Spirited rock, fastidious alt-folk make uneasy match

Boston Globe, December 10, 2005

Calexico is one of America’s best rock bands, a crew out of Tucson that makes exuberant, textured music steeped in the border sensibility yet never derivative. Iron & Wine is Sam Beam, an alt- folk hero with hushed voice and husky beard whose songs straddle the line between haunting and twee. The EP they recently cut together, “In the Reins,” has garnered a sort of ginger praise, with fans of one act not quite sure what to make of the other. Their performance Wednesday at Avalon did little to resolve this discomfort.

Instead, it showcased an uneven exchange. Calexico’s six members, multi-instrumentalists all, supplied most of the labor and all of the fun. Beam provided his voice, soft compared to the rough, energetic vocals of Calexico’s Joey Burns, and the bulk of a sold- out yet listless crowd heavy on the sensitive-male demographic. The joint set was a ramshackle affair, at its best when Calexico’s trumpets and pedal steel dominated, or when Mexican guest Salvador Duran sang in Spanish on “He Lays in the Reins.”

Earlier in the drawn-out evening, each act performed an individual set. Calexico’s was superb, starting with the instrumental “Minas de Cobre,” with its thrilling trumpet accents, and proceeding through mariachi grooves, hard guitar-driven covers, and the big-sky rock of “The Crystal Frontier” to end on the bilingual swinger “Guero Latino.” The musicianship was top-notch, with Paul Niehaus on pedal steel particularly stirring.

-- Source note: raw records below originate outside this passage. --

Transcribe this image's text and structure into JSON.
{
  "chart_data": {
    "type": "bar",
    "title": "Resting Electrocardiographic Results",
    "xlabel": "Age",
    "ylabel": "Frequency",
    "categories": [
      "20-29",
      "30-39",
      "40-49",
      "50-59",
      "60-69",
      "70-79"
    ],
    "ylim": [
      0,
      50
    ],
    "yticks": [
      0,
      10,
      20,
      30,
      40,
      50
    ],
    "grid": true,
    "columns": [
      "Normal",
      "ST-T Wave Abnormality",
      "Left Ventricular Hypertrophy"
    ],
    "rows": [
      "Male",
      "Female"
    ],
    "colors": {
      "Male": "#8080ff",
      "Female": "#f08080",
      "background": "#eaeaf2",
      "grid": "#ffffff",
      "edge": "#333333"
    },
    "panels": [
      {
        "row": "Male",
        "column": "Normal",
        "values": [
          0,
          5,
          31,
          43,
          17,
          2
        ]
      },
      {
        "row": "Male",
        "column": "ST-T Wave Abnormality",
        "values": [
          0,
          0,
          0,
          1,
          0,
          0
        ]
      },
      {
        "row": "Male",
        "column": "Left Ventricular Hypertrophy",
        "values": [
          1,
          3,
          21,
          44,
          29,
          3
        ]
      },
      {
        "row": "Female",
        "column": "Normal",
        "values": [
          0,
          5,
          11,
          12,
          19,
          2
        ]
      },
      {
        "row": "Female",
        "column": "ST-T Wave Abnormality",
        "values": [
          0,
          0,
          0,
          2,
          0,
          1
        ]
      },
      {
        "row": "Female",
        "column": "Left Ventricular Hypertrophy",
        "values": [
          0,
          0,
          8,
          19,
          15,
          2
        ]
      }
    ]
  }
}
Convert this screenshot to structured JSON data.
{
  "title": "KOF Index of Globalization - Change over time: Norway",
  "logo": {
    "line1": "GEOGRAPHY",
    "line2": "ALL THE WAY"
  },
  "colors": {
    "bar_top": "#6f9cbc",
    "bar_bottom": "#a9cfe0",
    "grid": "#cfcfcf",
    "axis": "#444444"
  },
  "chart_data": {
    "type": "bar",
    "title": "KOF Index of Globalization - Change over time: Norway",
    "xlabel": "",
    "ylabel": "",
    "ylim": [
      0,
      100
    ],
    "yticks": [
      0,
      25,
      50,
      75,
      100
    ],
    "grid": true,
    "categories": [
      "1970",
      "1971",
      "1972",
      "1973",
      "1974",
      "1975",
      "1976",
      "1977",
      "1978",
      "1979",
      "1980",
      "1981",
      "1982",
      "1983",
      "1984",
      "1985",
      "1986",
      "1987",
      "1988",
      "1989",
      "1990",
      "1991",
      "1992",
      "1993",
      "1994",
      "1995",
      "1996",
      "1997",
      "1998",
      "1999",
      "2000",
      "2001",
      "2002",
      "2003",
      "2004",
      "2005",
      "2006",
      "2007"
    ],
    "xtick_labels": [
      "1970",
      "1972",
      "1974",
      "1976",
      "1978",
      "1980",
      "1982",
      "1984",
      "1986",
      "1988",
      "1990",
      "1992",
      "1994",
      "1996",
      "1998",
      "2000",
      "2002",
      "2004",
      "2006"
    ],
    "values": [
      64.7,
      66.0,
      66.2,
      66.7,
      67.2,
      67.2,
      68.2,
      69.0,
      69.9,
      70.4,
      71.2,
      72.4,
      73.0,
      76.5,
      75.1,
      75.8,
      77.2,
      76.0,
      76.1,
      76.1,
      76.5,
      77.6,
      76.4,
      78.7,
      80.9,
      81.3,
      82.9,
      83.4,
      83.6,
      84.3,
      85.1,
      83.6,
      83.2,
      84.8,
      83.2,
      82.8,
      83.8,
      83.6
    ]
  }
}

Duran then offered a short solo set of norteno songs in the manner of a Sonora frontier crooner, accompanying himself on harmonica and guitar to exhilarating effect. Some in the crowd showed signs of life at this point; others lapsed into conversation. But when Beam came on, acoustic guitar in hand, hushing noises fused from all sides to enforce the appropriate stillness. “You’re all so well behaved,” he commented midway through his recital of vaguely rural-themed songs that got lost in their own meticulous detail.

The night’s opening act was Tim Fite, a singer-songwriter from Brooklyn with a distinctly Pee Wee Herman energy, who wriggled about in a white shirt and necktie to sounds from a laptop against a video background of childlike drawings. His set, which leaned toward the puerile, was too brief to establish if he is truly weird or just trying to be.